TRANSFORMAÇÃO DIGITAL E O PÓ DE PIRLIMPIMPIM
Na obra de Monteiro Lobato o Pó de Pirlimpimpim, é uma substância de pó mágica usada para se teletransportar para diferentes lugares, e é com a mesma fé no reino fantasioso do universo empresarial que muitos empresários acreditam firmemente que a transformação digital, adquirida em pílulas de auto-ajuda ou em doses mais fortes através de contratos de consultoria que o seu negócio após essa dose, possa se teletransportar, o que o tempo se mostra impossível ficando essa mágica apenas restrita ao universo negacionista que acredita na mágica das soluções simples e pouco dolorosas.
É fato que a transformação digital ocorre pela aplicação conjunta das diversas tecnologias, nesse momento de forma isolada, nenhuma tecnologia produz efeito suficiente para realizar a transformação digital, seja na empresa ou em nossas residências.
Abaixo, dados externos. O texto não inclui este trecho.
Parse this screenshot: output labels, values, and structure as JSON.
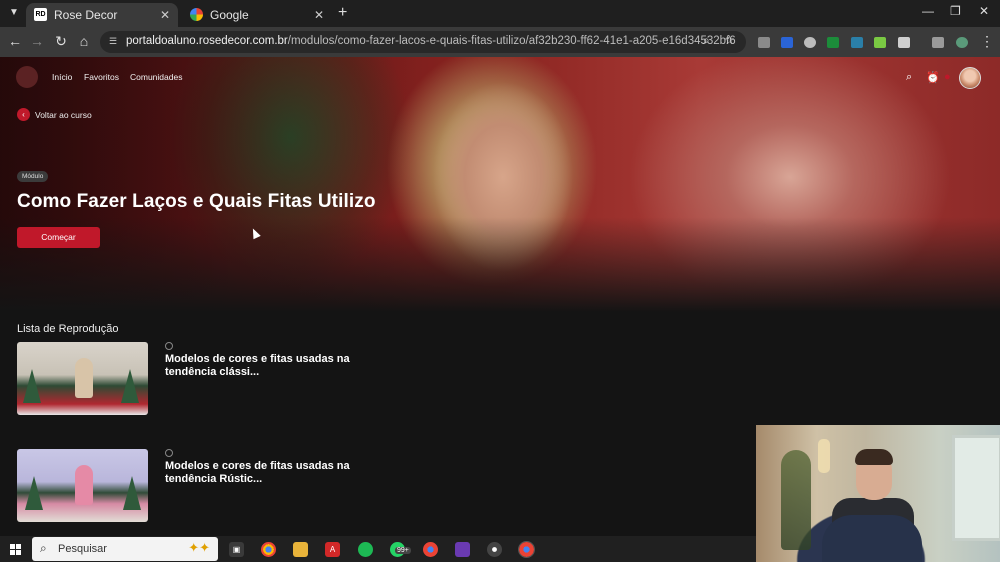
{
  "browser": {
    "tabs": [
      {
        "title": "Rose Decor",
        "favicon": "RD",
        "active": true
      },
      {
        "title": "Google",
        "favicon": "google-icon",
        "active": false
      }
    ],
    "url_domain": "portaldoaluno.rosedecor.com.br",
    "url_path": "/modulos/como-fazer-lacos-e-quais-fitas-utilizo/af32b230-ff62-41e1-a205-e16d34532bf6"
  },
  "site": {
    "nav": [
      "Início",
      "Favoritos",
      "Comunidades"
    ],
    "back_label": "Voltar ao curso",
    "badge": "Módulo",
    "title": "Como Fazer Laços e Quais Fitas Utilizo",
    "start_label": "Começar",
    "accent": "#c0182a"
  },
  "playlist": {
    "heading": "Lista de Reprodução",
    "items": [
      {
        "line1": "Modelos de cores e fitas usadas na",
        "line2": "tendência clássi..."
      },
      {
        "line1": "Modelos e cores de fitas usadas na",
        "line2": "tendência Rústic..."
      }
    ]
  },
  "taskbar": {
    "search_placeholder": "Pesquisar",
    "badge": "99+"
  }
}
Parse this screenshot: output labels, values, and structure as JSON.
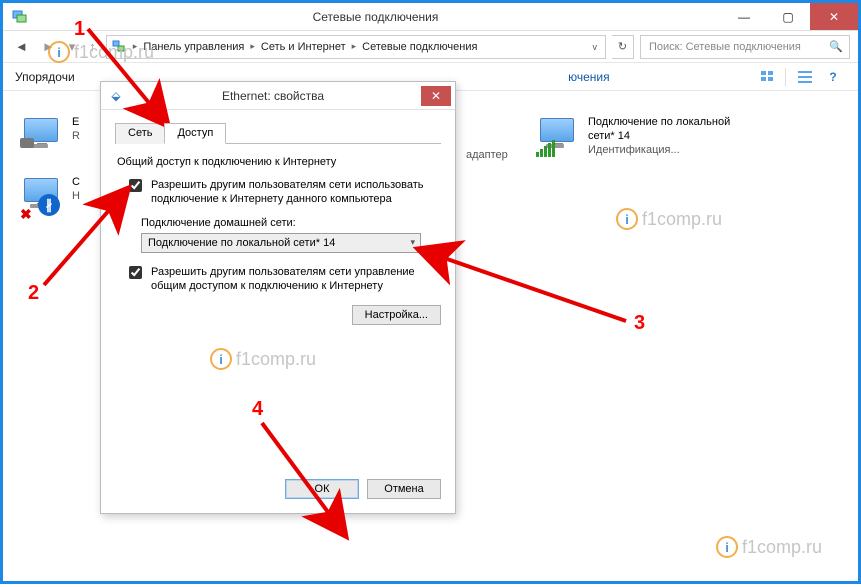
{
  "window": {
    "title": "Сетевые подключения",
    "min": "—",
    "max": "▢",
    "close": "✕"
  },
  "address": {
    "root": "",
    "crumb1": "Панель управления",
    "crumb2": "Сеть и Интернет",
    "crumb3": "Сетевые подключения",
    "search_placeholder": "Поиск: Сетевые подключения"
  },
  "menustrip": {
    "left": "Упорядочи"
  },
  "peek": {
    "title_fragment": "ючения",
    "line2": "адаптер"
  },
  "items": {
    "eth": {
      "line1": "E",
      "line2": "R"
    },
    "bt": {
      "line1": "С",
      "line2": "Н"
    },
    "lan": {
      "line1": "Подключение по локальной",
      "line2": "сети* 14",
      "line3": "Идентификация..."
    }
  },
  "dialog": {
    "title": "Ethernet: свойства",
    "tabs": {
      "net": "Сеть",
      "access": "Доступ"
    },
    "group": "Общий доступ к подключению к Интернету",
    "chk1": "Разрешить другим пользователям сети использовать подключение к Интернету данного компьютера",
    "dd_label": "Подключение домашней сети:",
    "dd_value": "Подключение по локальной сети* 14",
    "chk2": "Разрешить другим пользователям сети управление общим доступом к подключению к Интернету",
    "settings": "Настройка...",
    "ok": "ОК",
    "cancel": "Отмена"
  },
  "annotations": {
    "n1": "1",
    "n2": "2",
    "n3": "3",
    "n4": "4"
  },
  "watermark": "f1comp.ru"
}
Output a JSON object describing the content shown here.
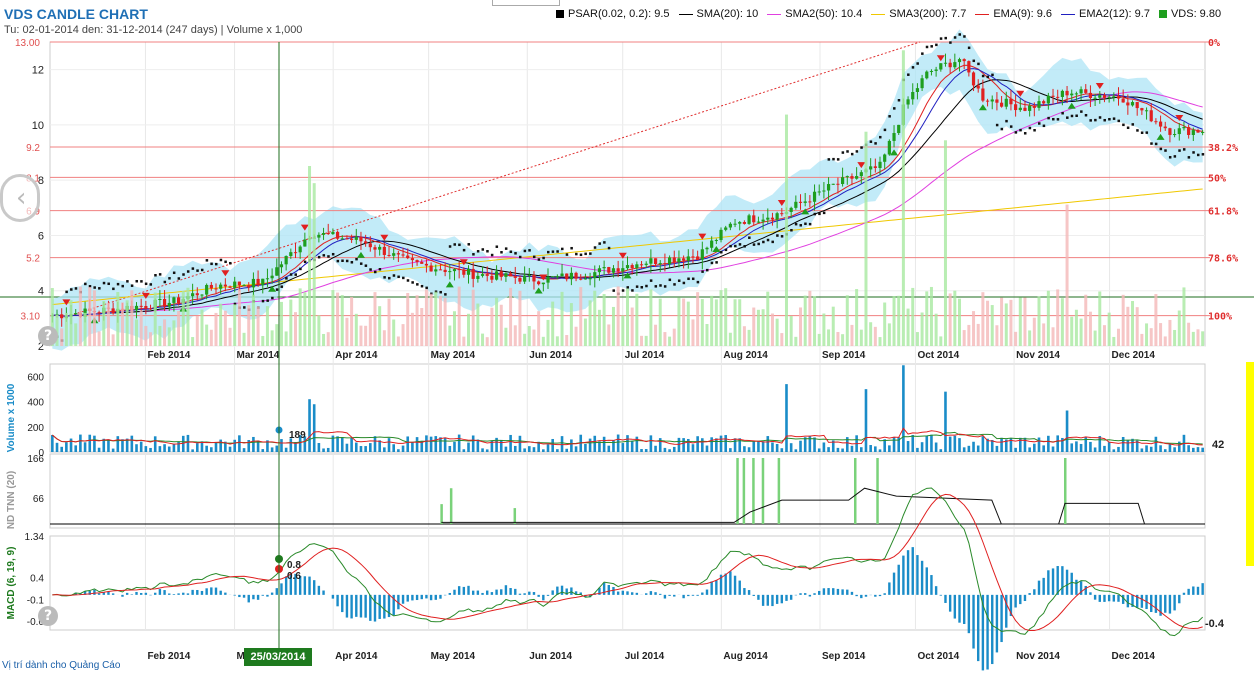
{
  "header": {
    "title": "VDS CANDLE CHART",
    "subtitle": "Tu: 02-01-2014 den: 31-12-2014 (247 days) | Volume x 1,000"
  },
  "legend": [
    {
      "label": "PSAR(0.02, 0.2): 9.5",
      "color": "#000000",
      "kind": "square"
    },
    {
      "label": "SMA(20): 10",
      "color": "#000000",
      "kind": "line"
    },
    {
      "label": "SMA2(50): 10.4",
      "color": "#e040e0",
      "kind": "line"
    },
    {
      "label": "SMA3(200): 7.7",
      "color": "#f0c800",
      "kind": "line"
    },
    {
      "label": "EMA(9): 9.6",
      "color": "#e02020",
      "kind": "line"
    },
    {
      "label": "EMA2(12): 9.7",
      "color": "#2020c0",
      "kind": "line"
    },
    {
      "label": "VDS: 9.80",
      "color": "#1e9e1e",
      "kind": "square"
    }
  ],
  "months": [
    "Feb 2014",
    "Mar 2014",
    "Apr 2014",
    "May 2014",
    "Jun 2014",
    "Jul 2014",
    "Aug 2014",
    "Sep 2014",
    "Oct 2014",
    "Nov 2014",
    "Dec 2014"
  ],
  "chart_data": [
    {
      "type": "candlestick",
      "title": "VDS CANDLE CHART",
      "ylim": [
        2,
        13
      ],
      "yticks": [
        "2",
        "4",
        "6",
        "8",
        "10",
        "12"
      ],
      "close_series": {
        "name": "VDS",
        "anchors": [
          [
            "2014-01-02",
            3.1
          ],
          [
            "2014-01-20",
            3.3
          ],
          [
            "2014-02-10",
            3.6
          ],
          [
            "2014-02-24",
            4.2
          ],
          [
            "2014-03-10",
            4.3
          ],
          [
            "2014-03-20",
            5.5
          ],
          [
            "2014-03-25",
            6.1
          ],
          [
            "2014-04-10",
            5.8
          ],
          [
            "2014-04-25",
            5.0
          ],
          [
            "2014-05-15",
            4.6
          ],
          [
            "2014-06-05",
            4.4
          ],
          [
            "2014-06-20",
            4.6
          ],
          [
            "2014-07-05",
            5.0
          ],
          [
            "2014-07-25",
            5.3
          ],
          [
            "2014-08-05",
            6.5
          ],
          [
            "2014-08-20",
            6.8
          ],
          [
            "2014-09-05",
            7.8
          ],
          [
            "2014-09-20",
            8.5
          ],
          [
            "2014-09-28",
            10.8
          ],
          [
            "2014-10-05",
            11.9
          ],
          [
            "2014-10-15",
            12.4
          ],
          [
            "2014-10-22",
            11.0
          ],
          [
            "2014-11-05",
            10.6
          ],
          [
            "2014-11-18",
            11.2
          ],
          [
            "2014-12-05",
            11.0
          ],
          [
            "2014-12-20",
            9.8
          ],
          [
            "2014-12-31",
            9.8
          ]
        ]
      },
      "fibonacci": [
        {
          "value": "13.00",
          "pct": "0%"
        },
        {
          "value": "9.2",
          "pct": "38.2%"
        },
        {
          "value": "8.1",
          "pct": "50%"
        },
        {
          "value": "6.9",
          "pct": "61.8%"
        },
        {
          "value": "5.2",
          "pct": "78.6%"
        },
        {
          "value": "3.10",
          "pct": "100%"
        }
      ],
      "indicators": {
        "PSAR": "PSAR(0.02, 0.2): 9.5",
        "SMA20": "SMA(20): 10",
        "SMA50": "SMA2(50): 10.4",
        "SMA200": "SMA3(200): 7.7",
        "EMA9": "EMA(9): 9.6",
        "EMA12": "EMA2(12): 9.7"
      }
    },
    {
      "type": "bar",
      "title": "Volume x 1000",
      "ylabel": "Volume x 1000",
      "ylim": [
        0,
        700
      ],
      "yticks": [
        "0",
        "200",
        "400",
        "600"
      ],
      "last_value": "42",
      "cursor_value": "189",
      "peaks": [
        [
          "2014-03-24",
          420
        ],
        [
          "2014-03-26",
          380
        ],
        [
          "2014-08-20",
          600
        ],
        [
          "2014-08-21",
          540
        ],
        [
          "2014-09-15",
          500
        ],
        [
          "2014-09-26",
          690
        ],
        [
          "2014-10-10",
          480
        ],
        [
          "2014-11-17",
          330
        ]
      ]
    },
    {
      "type": "bar",
      "title": "ND TNN (20)",
      "ylabel": "ND TNN (20)",
      "yticks": [
        "166",
        "66"
      ],
      "bars": [
        [
          "2014-05-05",
          50
        ],
        [
          "2014-05-08",
          90
        ],
        [
          "2014-05-28",
          40
        ],
        [
          "2014-08-06",
          166
        ],
        [
          "2014-08-08",
          166
        ],
        [
          "2014-08-11",
          166
        ],
        [
          "2014-08-14",
          166
        ],
        [
          "2014-08-19",
          166
        ],
        [
          "2014-09-12",
          166
        ],
        [
          "2014-09-19",
          166
        ],
        [
          "2014-11-17",
          166
        ]
      ]
    },
    {
      "type": "line",
      "title": "MACD (6, 19, 9)",
      "ylabel": "MACD (6, 19, 9)",
      "yticks": [
        "1.34",
        "0.4",
        "-0.1",
        "-0.6"
      ],
      "last_value": "-0.4",
      "cursor_values": [
        "0.8",
        "0.6"
      ]
    }
  ],
  "cursor": {
    "date_label": "25/03/2014"
  },
  "footer": {
    "ad_text": "Vị trí dành cho Quảng Cáo"
  },
  "nav": {
    "left_arrow": "‹"
  },
  "help": "?"
}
Von Neumann, um matemático húngaro de origem judaica, posteriormente naturalizado estadunidense, contribuiu com seus estudos para muito do que vemos ser utilizado na transformação digital, pois seus estudos contribuíram na teoria dos conjuntos, análise funcional, teoria ergódica, mecânica quântica, ciência da computação, economia, teoria dos jogos, análise numérica, hidrodinâmica das explosões, estatística e muitas outras áreas da matemática. Von Neumann faz duas observações importantes: aceleração e singularidade. A primeira ideia é que o progresso humano é exponencial (se expande multiplicando-se repetidamente por uma constante) ao invés de linear (isto é, expandindo por meio da adição repetida de uma constante). Já a segunda é que o crescimento exponencial é insidioso, começando lentamente e praticamente imperceptível, mas além de certo ponto torna-se explosivo e profundamente transformador. Ou seja, o futuro é quase sempre mal compreendido, pois os nossos antepassados esperavam que fosse muito parecido com o presente deles, que tinha sido muito parecido com seu passado.
Isso é bem fácil de entender, veja sobre os mais diversos ramos, quando você vai a um fabricante de mobiliário escolar, ele sempre pensa o futuro com melhores cadeiras e carteiras escolares, de que maneira esse mobiliário pode evoluir e vem a pandemia e diz que as aulas podem ser vistas de casa, sem salas ou com bem menos salas de aula e logo, com muito menos móveis escolares.
Assim, ele fica distante de aproveitar as novas tendências, pois perde sempre muita energia querendo que o futuro seja apenas o seu presente com pequenas e melhorias no seu negócio, por isso que todas as tecnologias quando fica obsoletas quase sempre não são substituídas pelos mesmos atores.
Veja por exemplo alguns casos, por acaso algum fabricante de mimeógrafos fabrica máquinas de cópia? Por acaso algum fabricante de telefonia fixa virou referência na telefonia móvel? E assim poderíamos passar o dia inteiro dando exemplos.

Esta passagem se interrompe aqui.